Nevertheless, Egypt persistently denies having CBW. On only some rare occasions, has Egypt disclosed the existence of its CBW stockpiles, seemingly when it found it of paramount importance to take an acute posture of deterrence towards Israel – before, during and after the Yom Kippur War.

Moreover, in spite of its prolonged and profound involvement in Iraq’s CBW activities during the 1980s, Egypt has not been of much help to the UN inspectors dealing with Iraq’s capabilities.

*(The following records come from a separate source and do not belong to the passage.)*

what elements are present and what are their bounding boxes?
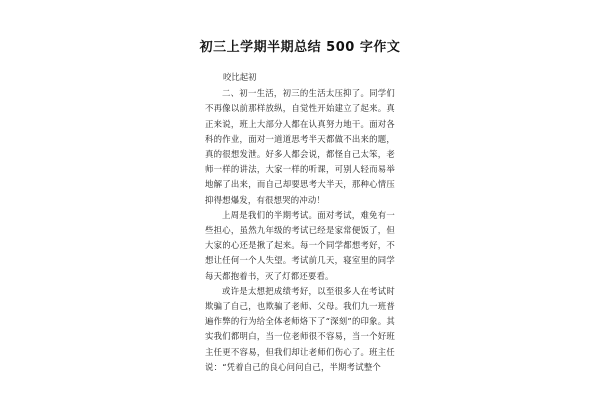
author-line: 咬比起初: [223, 72, 257, 82]
paragraph-2: 上周是我们的半期考试。面对考试，难免有一些担心，虽然九年级的考试已经是家常便饭了，但大家的心还是揪了起来。每一个同学都想考好，不想让任何一个人失望。考试前几天，寝室里的同学每天都抱着书，灭了灯都还要看。: [205, 209, 395, 281]
paragraph-1: 二、初一生活，初三的生活太压抑了。同学们不再像以前那样放纵，自觉性开始建立了起来。真正来说，班上大部分人都在认真努力地干。面对各科的作业，面对一道道思考半天都做不出来的题，真的很想发泄。好多人都会说，都怪自己太笨，老师一样的讲法，大家一样的听课，可别人轻而易举地解了出来，而自己却要思考大半天，那种心情压抑得想爆发，有很想哭的冲动！: [205, 88, 395, 205]
paragraph-3: 或许是太想把成绩考好，以至很多人在考试时欺骗了自己，也欺骗了老师、父母。我们九一班普遍作弊的行为给全体老师烙下了“深刻”的印象。其实我们都明白，当一位老师很不容易，当一个好班主任更不容易，但我们却让老师们伤心了。班主任说：“凭着自己的良心问问自己，半期考试整个: [205, 285, 395, 372]
document-title: 初三上学期半期总结 500 字作文: [199, 40, 401, 55]
document-body: [205, 70, 395, 375]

Furthermore, in the meantime Egypt is covertly collaborating with Libya, Syria and possibly Iraq again, in the sphere of CBW. Apparently, it is but a matter of time until this collaboration would evolve into a concrete strategic cooperation between these countries (not mentioning Iran), bringing about a quantum leap in the Middle-East CBW profile of intensification. Notably, the long and desolate Egyptian-Libyan border may facilitate clandestine interactions between the two countries, while Libya is, additionally, singular in having strong bonds with each of Egypt, Syria, Iraq, Iran and Pakistan.

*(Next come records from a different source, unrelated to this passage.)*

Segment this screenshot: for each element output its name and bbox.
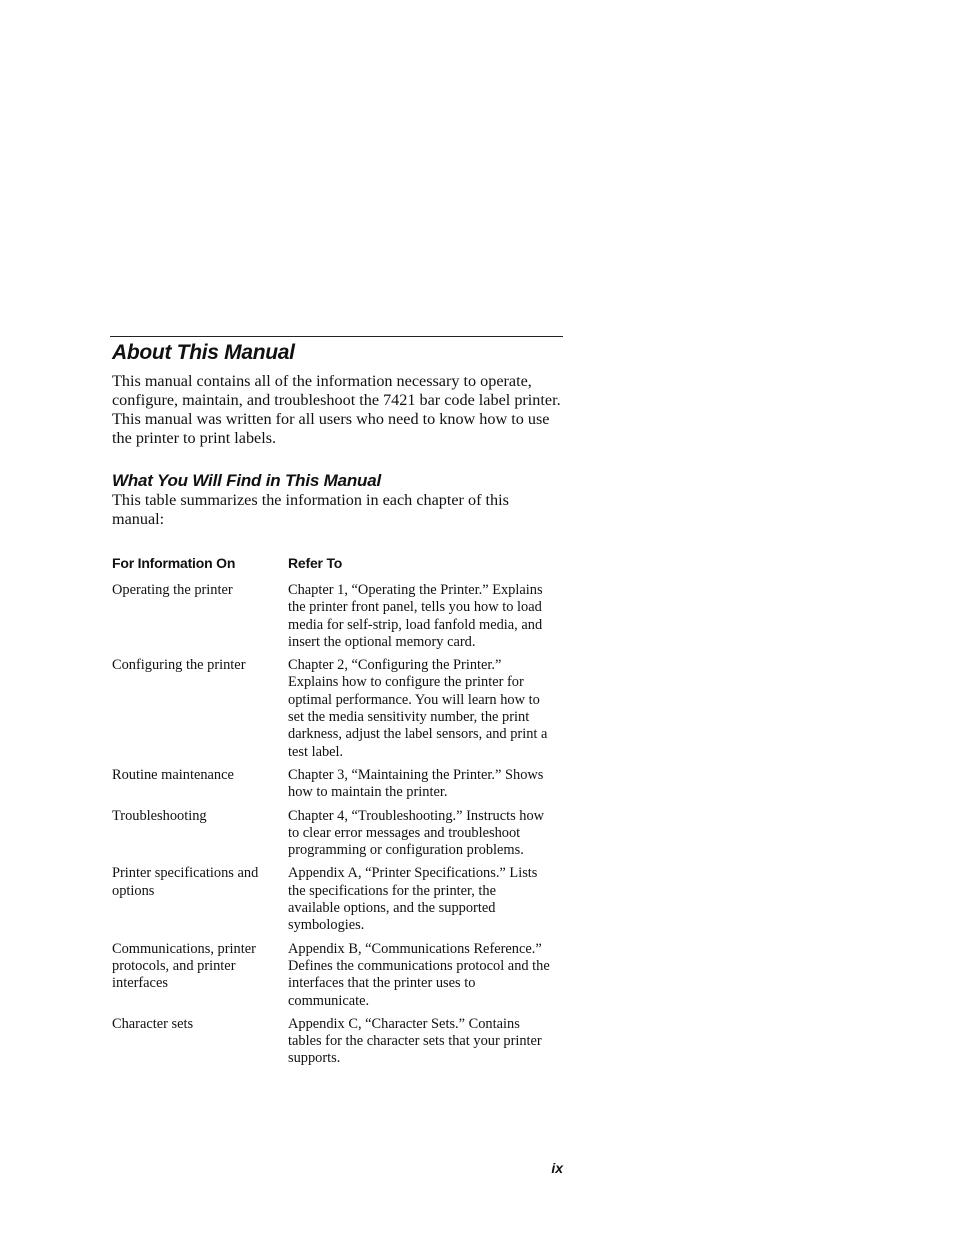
row-topic: Character sets [112, 1015, 194, 1032]
row-topic: Communications, printer protocols, and printer interfaces [112, 940, 256, 992]
row-reference: Appendix B, “Communications Reference.” Defines the communications protocol and the interfaces that the printer uses to communicate. [288, 940, 550, 1009]
table-row [112, 941, 563, 1010]
header-for-information-on: For Information On [112, 555, 236, 571]
summary-paragraph: This table summarizes the information in each chapter of this manual: [112, 491, 509, 528]
row-topic: Routine maintenance [112, 766, 234, 783]
row-reference: Chapter 4, “Troubleshooting.” Instructs how to clear error messages and troubleshoot programming or configuration problems. [288, 807, 545, 859]
row-topic: Configuring the printer [112, 657, 246, 674]
row-topic: Operating the printer [112, 582, 233, 598]
table-header [112, 554, 563, 572]
row-reference: Chapter 2, “Configuring the Printer.” Explains how to configure the printer for optimal performance. You will learn how to set the media sensitivity number, the print darkness, adjust the label sensors, and print a test label. [288, 657, 548, 760]
subsection-title: What You Will Find in This Manual [112, 471, 382, 490]
row-topic: Troubleshooting [112, 807, 207, 824]
header-refer-to: Refer To [288, 555, 343, 571]
section-title: About This Manual [112, 341, 295, 364]
table-row [112, 582, 563, 651]
table-row [112, 808, 563, 860]
row-reference: Appendix C, “Character Sets.” Contains tables for the character sets that your printer supports. [288, 1015, 542, 1067]
row-reference: Chapter 1, “Operating the Printer.” Explains the printer front panel, tells you how to load media for self-strip, load fanfold media, and insert the optional memory card. [288, 582, 543, 650]
table-row [112, 1016, 563, 1068]
table-row [112, 865, 563, 934]
row-reference: Appendix A, “Printer Specifications.” Lists the specifications for the printer, the available options, and the supported symbologies. [288, 865, 538, 934]
row-topic: Printer specifications and options [112, 865, 259, 899]
table-row [112, 657, 563, 761]
page-content [112, 337, 563, 1074]
intro-paragraph: This manual contains all of the information necessary to operate, configure, maintain, and troubleshoot the 7421 bar code label printer. This manual was written for all users who need to know how to use the printer to print labels. [112, 372, 561, 447]
page-number: ix [551, 1160, 563, 1176]
chapter-summary-table [112, 554, 563, 1068]
row-reference: Chapter 3, “Maintaining the Printer.” Shows how to maintain the printer. [288, 766, 544, 801]
table-row [112, 767, 563, 802]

Egypt constitutes that sort of a developing country whose domestic technological capacity is sufficient to enable absorption of external complementary technologies needed for both developing, producing, maintaining and upgrading CBW. Egypt’s positive international position and image have long facilitated such absorption. Thus, Egypt was assisted – in terms of know-how, materials and equipment – by formerly Eastern Bloc countries, as well as from companies and institutions in the USA, Germany, Britain, France, Switzerland, Hungary, India, North Korea and others, not necessarily through governmental channels. Besides, the diminishing gap between Egypt and other Arab countries – mostly friendly ones, if not allied – in terms of CBW capabilities, brings about further vital absorption (reciprocally), and elevated strategic cooperation.

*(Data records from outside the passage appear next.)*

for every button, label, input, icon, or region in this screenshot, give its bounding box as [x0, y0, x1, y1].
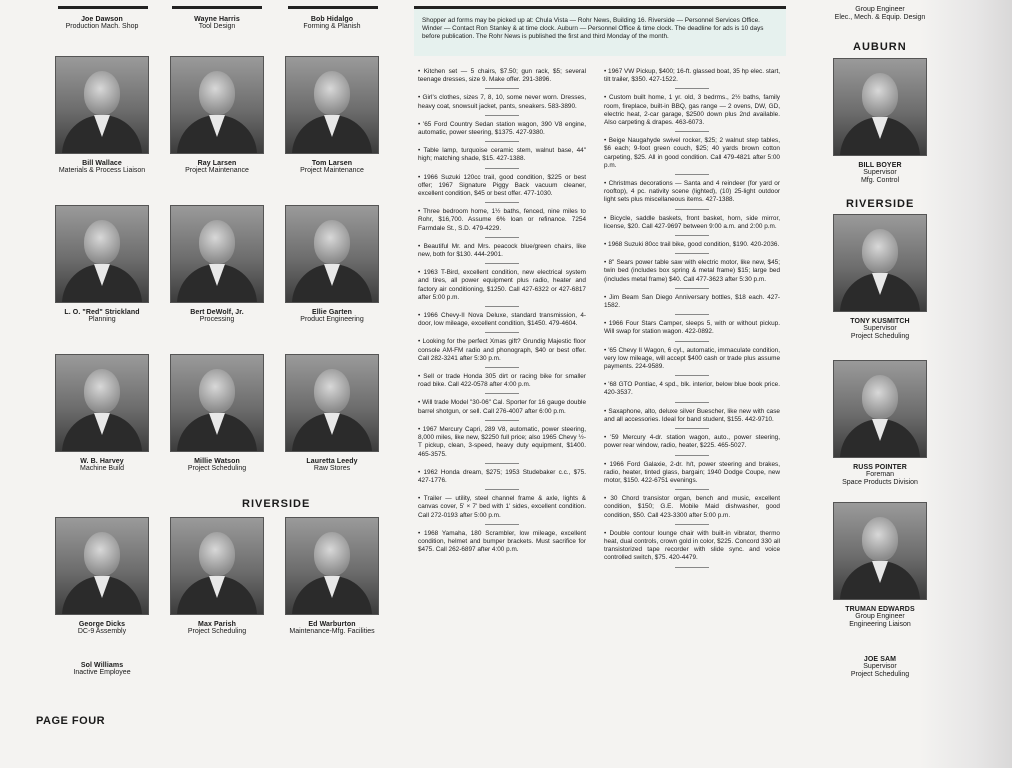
classified-ad: [418, 469, 586, 490]
ad-text: • 30 Chord transistor organ, bench and music, excellent condition, $150; G.E. Mobile Maid dishwasher, good condition, $50. Call 423-3300 after 5:00 p.m.: [604, 495, 780, 520]
person-title: Machine Build: [80, 465, 124, 472]
portrait-photo: [170, 517, 264, 615]
person-title: Foreman: [865, 471, 894, 478]
person-title-2: Engineering Liaison: [849, 621, 911, 628]
classified-ad: [418, 399, 586, 420]
classified-ad: [604, 137, 780, 175]
person-card: [42, 56, 162, 175]
classified-ad: [418, 373, 586, 394]
ad-text: • Beautiful Mr. and Mrs. peacock blue/green chairs, like new, both for $130. 444-2901.: [418, 243, 586, 259]
ads-column-right: [604, 68, 780, 573]
person-card: [820, 58, 940, 185]
person-title-2: Project Scheduling: [850, 671, 910, 678]
portrait-photo: [55, 56, 149, 154]
person-card: [42, 517, 162, 636]
person-title: Processing: [199, 316, 235, 323]
ad-text: • Custom built home, 1 yr. old, 3 bedrms., 2½ baths, family room, fireplace, built-in BBQ, gas range — 2 ovens, DW, GD, electric heat, 2-car garage, $2500 down plus 2nd available. Also carpeting & drapes. 463-6073.: [604, 94, 780, 127]
ad-text: • '65 Ford Country Sedan station wagon, 390 V8 engine, automatic, power steering, $1375. 427-9380.: [418, 121, 586, 137]
ad-text: • '59 Mercury 4-dr. station wagon, auto., power steering, power rear window, radio, heater, $225. 465-5027.: [604, 434, 780, 450]
portrait-photo: [170, 354, 264, 452]
person-card: [272, 56, 392, 175]
portrait-photo: [170, 205, 264, 303]
person-name: George Dicks: [78, 621, 126, 628]
banner-text: Shopper ad forms may be picked up at: Chula Vista — Rohr News, Building 16. Riverside — Personnel Services Office. Winder — Contact Ron Stanley & at time clock. Auburn — Personnel Office & time clock. The deadline for ads is 10 days before publication. The Rohr News is published the first and third Monday of the month.: [422, 17, 764, 40]
classified-ad: [604, 68, 780, 89]
portrait-photo: [833, 360, 927, 458]
person-name: Max Parish: [198, 621, 236, 628]
person-title: Forming & Planish: [303, 23, 361, 30]
section-heading-auburn: AUBURN: [853, 41, 907, 53]
person-name: TRUMAN EDWARDS: [845, 606, 915, 613]
person-title-2: Space Products Division: [842, 479, 918, 486]
person-title: Tool Design: [198, 23, 236, 30]
classified-ad: [604, 434, 780, 455]
portrait-photo: [170, 56, 264, 154]
person-card: [272, 517, 392, 636]
person-name: Bert DeWolf, Jr.: [190, 309, 244, 316]
person-card: [42, 205, 162, 324]
ad-text: • Sell or trade Honda 305 dirt or racing bike for smaller road bike. Call 422-0578 after 4:00 p.m.: [418, 373, 586, 389]
person-title: Project Maintenance: [300, 167, 364, 174]
classified-ad: [418, 147, 586, 168]
person-name: RUSS POINTER: [853, 464, 907, 471]
classified-ad: [604, 530, 780, 568]
person-top-2: [157, 14, 277, 31]
ad-text: • Bicycle, saddle baskets, front basket, horn, side mirror, license, $20. Call 427-9697 between 9:00 a.m. and 2:00 p.m.: [604, 215, 780, 231]
classified-ad: [604, 461, 780, 491]
person-card-no-photo: [820, 650, 940, 679]
ad-text: • 1966 Chevy-II Nova Deluxe, standard transmission, 4-door, low mileage, excellent condition, $1450. 479-4604.: [418, 312, 586, 328]
person-name: Bill Wallace: [82, 160, 122, 167]
person-title: DC-9 Assembly: [77, 628, 127, 635]
section-heading-riverside-right: RIVERSIDE: [846, 198, 915, 210]
ad-text: • Table lamp, turquoise ceramic stem, walnut base, 44" high; matching shade, $15. 427-1388.: [418, 147, 586, 163]
person-name: Joe Dawson: [81, 16, 123, 23]
person-title: Production Mach. Shop: [65, 23, 139, 30]
person-title: Raw Stores: [313, 465, 351, 472]
ad-text: • 1968 Suzuki 80cc trail bike, good condition, $190. 420-2036.: [604, 241, 780, 249]
classified-ad: [604, 180, 780, 210]
ad-text: • Double contour lounge chair with built-in vibrator, thermo heat, dual controls, crown gold in color, $225. Concord 330 all transistorized tape recorder with slide sync. and voice controlled switch, $75. 420-4479.: [604, 530, 780, 563]
person-title: Group Engineer: [855, 6, 905, 13]
classified-ad: [604, 215, 780, 236]
portrait-photo: [833, 58, 927, 156]
ad-text: • Girl's clothes, sizes 7, 8, 10, some never worn. Dresses, heavy coat, snowsuit jacket, pants, sneakers. 583-3890.: [418, 94, 586, 110]
person-name: L. O. "Red" Strickland: [64, 309, 140, 316]
top-rule-3: [288, 6, 378, 9]
person-card: [42, 354, 162, 473]
classified-ad: [418, 68, 586, 89]
ad-text: • Kitchen set — 5 chairs, $7.50; gun rack, $5; several teenage dresses, size 9. Make offer. 291-3896.: [418, 68, 586, 84]
person-title: Supervisor: [863, 325, 897, 332]
portrait-photo: [285, 205, 379, 303]
ad-text: • '65 Chevy II Wagon, 6 cyl., automatic, immaculate condition, very low mileage, will accept $400 cash or trade plus assume payments. 224-9589.: [604, 347, 780, 372]
classified-ad: [604, 408, 780, 429]
right-top-caption: [820, 6, 940, 22]
classified-ad: [604, 241, 780, 254]
person-title: Supervisor: [863, 663, 897, 670]
person-title-2: Mfg. Control: [860, 177, 900, 184]
person-name: Ellie Garten: [311, 309, 353, 316]
person-title: Product Engineering: [300, 316, 364, 323]
person-card-no-photo: [42, 656, 162, 677]
person-title: Project Scheduling: [187, 628, 247, 635]
ad-text: • Looking for the perfect Xmas gift? Grundig Majestic floor console AM-FM radio and phonograph, $40 or best offer. Call 282-3241 after 5:30 p.m.: [418, 338, 586, 363]
ad-text: • '68 GTO Pontiac, 4 spd., blk. interior, below blue book price. 420-3537.: [604, 381, 780, 397]
ad-text: • Beige Naugahyde swivel rocker, $25; 2 walnut step tables, $6 each; 9-foot green couch, $25; 40 yards brown cotton carpeting, $25. All in good condition. Call 479-4821 after 5:00 p.m.: [604, 137, 780, 170]
ad-text: • Trailer — utility, steel channel frame & axle, lights & canvas cover, 5' × 7' bed with 1' sides, excellent condition. Call 272-0193 after 5:00 p.m.: [418, 495, 586, 520]
person-card: [820, 360, 940, 487]
ad-text: • Jim Beam San Diego Anniversary bottles, $18 each. 427-1582.: [604, 294, 780, 310]
person-name: Millie Watson: [194, 458, 240, 465]
person-title-2: Project Scheduling: [850, 333, 910, 340]
person-top-3: [272, 14, 392, 31]
classified-ad: [418, 338, 586, 368]
person-name: Lauretta Leedy: [306, 458, 358, 465]
portrait-photo: [833, 214, 927, 312]
classified-ad: [418, 495, 586, 525]
person-card: [157, 354, 277, 473]
ad-text: • 1966 Four Stars Camper, sleeps 5, with or without pickup. Will swap for station wagon. 422-0892.: [604, 320, 780, 336]
classified-ad: [418, 208, 586, 238]
ad-text: • 1966 Ford Galaxie, 2-dr. h/t, power steering and brakes, radio, heater, tinted glass, bargain; 1940 Dodge Coupe, new motor, $150. 422-6751 evenings.: [604, 461, 780, 486]
person-name: Tom Larsen: [311, 160, 353, 167]
portrait-photo: [833, 502, 927, 600]
person-card: [157, 56, 277, 175]
person-card: [157, 517, 277, 636]
person-title: Materials & Process Liaison: [58, 167, 146, 174]
person-name: W. B. Harvey: [80, 458, 124, 465]
classified-ad: [418, 94, 586, 115]
person-title: Project Maintenance: [185, 167, 249, 174]
ad-text: • 1967 Mercury Capri, 289 V8, automatic, power steering, 8,000 miles, like new, $2250 full price; also 1965 Chevy ½-T pickup, clean, 3-speed, heavy duty equipment, $1400. 465-3575.: [418, 426, 586, 459]
section-heading-riverside: RIVERSIDE: [242, 498, 311, 510]
ad-text: • 1966 Suzuki 120cc trail, good condition, $225 or best offer; 1967 Signature Piggy Back vacuum cleaner, excellent condition, $45 or best offer. 477-1030.: [418, 174, 586, 199]
person-name: Wayne Harris: [194, 16, 240, 23]
person-title: Project Scheduling: [187, 465, 247, 472]
ad-text: • Saxaphone, alto, deluxe silver Buescher, like new with case and all accessories. Ideal for band student, $155. 442-9710.: [604, 408, 780, 424]
shopper-notice-banner: [414, 6, 786, 56]
person-card: [272, 354, 392, 473]
ad-text: • 1967 VW Pickup, $400; 16-ft. glassed boat, 35 hp elec. start, tilt trailer, $350. 427-1522.: [604, 68, 780, 84]
classified-ad: [418, 530, 586, 555]
ads-column-left: [418, 68, 586, 559]
person-name: Ray Larsen: [197, 160, 237, 167]
classified-ad: [604, 294, 780, 315]
person-name: Sol Williams: [80, 662, 124, 669]
classified-ad: [604, 94, 780, 132]
ad-text: • 8" Sears power table saw with electric motor, like new, $45; twin bed (includes box spring & metal frame) $15; large bed (includes metal frame) $40. Call 477-3623 after 5:30 p.m.: [604, 259, 780, 284]
person-title-2: Elec., Mech. & Equip. Design: [834, 14, 926, 21]
classified-ad: [418, 426, 586, 464]
portrait-photo: [55, 205, 149, 303]
person-card: [272, 205, 392, 324]
ad-text: • Three bedroom home, 1½ baths, fenced, nine miles to Rohr, $16,700. Assume 6% loan or refinance. 7254 Farmdale St., S.D. 479-4229.: [418, 208, 586, 233]
person-title: Inactive Employee: [73, 669, 131, 676]
classified-ad: [418, 174, 586, 204]
ad-text: • 1963 T-Bird, excellent condition, new electrical system and tires, all power equipment plus radio, heater and factory air conditioning, $1250. Call 427-6322 or 427-6817 after 5:00 p.m.: [418, 269, 586, 302]
classified-ad: [604, 495, 780, 525]
person-name: Bob Hidalgo: [310, 16, 354, 23]
person-title: Planning: [88, 316, 116, 323]
person-title: Supervisor: [863, 169, 897, 176]
classified-ad: [604, 259, 780, 289]
person-name: Ed Warburton: [308, 621, 356, 628]
person-card: [157, 205, 277, 324]
portrait-photo: [285, 517, 379, 615]
top-rule-2: [172, 6, 262, 9]
person-name: JOE SAM: [863, 656, 897, 663]
person-card: [820, 214, 940, 341]
ad-text: • Will trade Model "30-06" Cal. Sporter for 16 gauge double barrel shotgun, or sell. Call 276-4007 after 6:00 p.m.: [418, 399, 586, 415]
classified-ad: [418, 121, 586, 142]
top-rule-1: [58, 6, 148, 9]
page-number-footer: PAGE FOUR: [36, 715, 106, 727]
classified-ad: [418, 312, 586, 333]
classified-ad: [418, 269, 586, 307]
person-top-1: [42, 14, 162, 31]
ad-text: • 1968 Yamaha, 180 Scrambler, low mileage, excellent condition, helmet and bumper brackets. Must sacrifice for $475. Call 262-6897 after 4:00 p.m.: [418, 530, 586, 555]
portrait-photo: [55, 354, 149, 452]
classified-ad: [604, 347, 780, 377]
person-name: BILL BOYER: [858, 162, 902, 169]
person-name: TONY KUSMITCH: [850, 318, 910, 325]
portrait-photo: [55, 517, 149, 615]
person-title: Maintenance-Mfg. Facilities: [289, 628, 375, 635]
portrait-photo: [285, 354, 379, 452]
ad-text: • 1962 Honda dream, $275; 1953 Studebaker c.c., $75. 427-1776.: [418, 469, 586, 485]
classified-ad: [418, 243, 586, 264]
classified-ad: [604, 381, 780, 402]
person-card: [820, 502, 940, 629]
ad-text: • Christmas decorations — Santa and 4 reindeer (for yard or rooftop), 4 pc. nativity scene (lighted), (10) 25-light outdoor light sets plus miscellaneous items. 427-1388.: [604, 180, 780, 205]
person-title: Group Engineer: [855, 613, 905, 620]
classified-ad: [604, 320, 780, 341]
portrait-photo: [285, 56, 379, 154]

Hence, Egypt may provide a typical example of a supposedly mild country, marked by an acute gap between its image and its accumulating military capabilities, both conventional and non-conventional. As a matter of fact, all of the prevailing conditions, as described, encourage it to retain, to say the least, its CBW, and that is how Egypt acts. Moreover, deducing from the present trends of mass destruction weapons’ proliferation in the Middle East, one may estimate that Egypt would scarcely avoid this process. Paradoxically, the anticipated forming of an Islamic or Arabic nuclear umbrella, involving primarily Iran or Iraq, would probably accelerate the proliferation of CBW within Arab countries, including Egypt, due to their calculating that the risk of a nuclear counter-strike as a retaliation consequent to the use of CBW is largely reduced, and each being willing to absorb a CBW counter-strike alone. Yet, even beyond that level of readiness, Egypt improves its preparedness for non-conventional warfare, as also reflected in its announcement about exercises demonstrating its capacity to absorb nuclear attack. All in all, the threshold of CBW attainment and employment could thereby be lowered considerably. Thus, Egypt’s current inclination to establish a Middle East totally free of all weapons of mass destruction, mainly nuclear weapons and particularly the nuclear weapons attributed to Israel, may be, at some stage, reevaluated by Egypt and take a new shape, formally or practically; namely Egypt may thereby reorient itself, overtly or covertly, with regard to the whole complex of non-conventional weaponry proliferation and utility in the Middle East. In that sense, the near future may provide a crossroads of paramount importance.